Ainsi, deux (2) conditions sont nécessaires pour décréter qu’il y a « fin des travaux », à savoir :
1. Que les travaux soient complétés;
2. Que la construction soit prête pour l’usage auquel elle est destinée.
Suivant une certaine jurisprudence, les travaux mal exécutés ne sont pas susceptibles de repousser la fin des travaux, alors que l’inexécution de travaux mineurs prévus au contrat original peut reporter la « fin des travaux ».
De plus, en l’absence d’une description précise de l’ampleur des travaux à exécuter, au moyen de plans et devis, la date de la « fin des travaux » correspondra essentiellement à la date à laquelle la construction a été prête pour l’usage auquel elle est destinée. Par contre, lorsqu’il existe des plans et devis auxquels les travaux doivent se conformer, les travaux sont considérés terminés une fois que l’exécution du contrat est intégrale et conforme aux plans et devis.
Ce dernier principe est d’ailleurs énoncé dans un jugement rendu récemment par la Cour supérieure dans l’affaire 9139-0674 Québec inc. c.

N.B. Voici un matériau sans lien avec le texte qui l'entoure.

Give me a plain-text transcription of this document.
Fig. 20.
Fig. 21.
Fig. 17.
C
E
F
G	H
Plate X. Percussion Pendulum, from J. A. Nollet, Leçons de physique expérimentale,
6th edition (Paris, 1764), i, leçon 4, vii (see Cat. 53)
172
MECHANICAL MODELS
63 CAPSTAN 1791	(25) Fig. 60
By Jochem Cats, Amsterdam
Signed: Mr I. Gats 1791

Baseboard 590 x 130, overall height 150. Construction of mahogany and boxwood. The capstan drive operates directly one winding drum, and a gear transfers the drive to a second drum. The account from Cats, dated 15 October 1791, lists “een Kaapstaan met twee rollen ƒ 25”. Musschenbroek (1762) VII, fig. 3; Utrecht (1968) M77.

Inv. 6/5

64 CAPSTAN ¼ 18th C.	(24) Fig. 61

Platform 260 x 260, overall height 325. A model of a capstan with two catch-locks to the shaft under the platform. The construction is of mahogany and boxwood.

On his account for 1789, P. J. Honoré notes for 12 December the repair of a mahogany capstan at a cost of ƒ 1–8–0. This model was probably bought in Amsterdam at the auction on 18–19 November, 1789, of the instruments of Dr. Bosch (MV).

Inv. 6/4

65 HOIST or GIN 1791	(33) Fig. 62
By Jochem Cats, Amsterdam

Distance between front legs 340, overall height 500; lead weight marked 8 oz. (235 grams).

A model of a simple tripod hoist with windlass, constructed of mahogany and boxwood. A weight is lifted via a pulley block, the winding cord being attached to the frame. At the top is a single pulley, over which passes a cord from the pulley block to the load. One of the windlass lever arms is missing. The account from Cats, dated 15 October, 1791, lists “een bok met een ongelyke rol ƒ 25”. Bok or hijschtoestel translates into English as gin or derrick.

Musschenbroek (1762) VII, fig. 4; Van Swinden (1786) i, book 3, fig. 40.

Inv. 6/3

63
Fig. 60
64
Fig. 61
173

Les Entreprises Fernando Estevao inc.
Les faits
En 2004, l’entreprise 9139-0674 Québec inc. (le « propriétaire ») fait préparer des plans et devis par un architecte, en vue de construire deux (2) immeubles de cinq (5) condominiums à Sutton.
Le propriétaire demande par la suite à Les Entreprises Fernando Estevao inc. (ci-après « Estevao ») de préparer une soumission pour la construction des condominiums d’après lesdits plans et devis d’architecte.
Les travaux débutent en août 2004, mais déjà vers l’automne de la même année, le budget commence à s’épuiser et, à la fin de janvier 2005, Estevao ne supervise plus le projet, alors que le propriétaire tâche de poursuivre lui-même ce travail. Il maintient toutefois de bonnes relations avec Estevao, afin d’éviter de compromettre le projet. Entre les mois de février et avril 2005, il n’y aucune activité sur le chantier.
Lorsque les travaux reprennent sur le chantier, Estevao y retourne à quelques reprises ainsi que plusieurs de ses sous-traitants, pour y effectuer divers travaux. Estevao continuait à recevoir leurs factures, mais le propriétaire en assumait le paiement.
Divers travaux sont réalisés à différentes dates, mais selon le propriétaire, c’est le plombier qui a été le dernier à travailler au projet, en date du 28 septembre 2006, lorsque les derniers raccordements de tuyaux ont été effectués.
Quelques jours plus tard, soit le 1er octobre 2006, une agente d’immeuble organise une visite libre des unités.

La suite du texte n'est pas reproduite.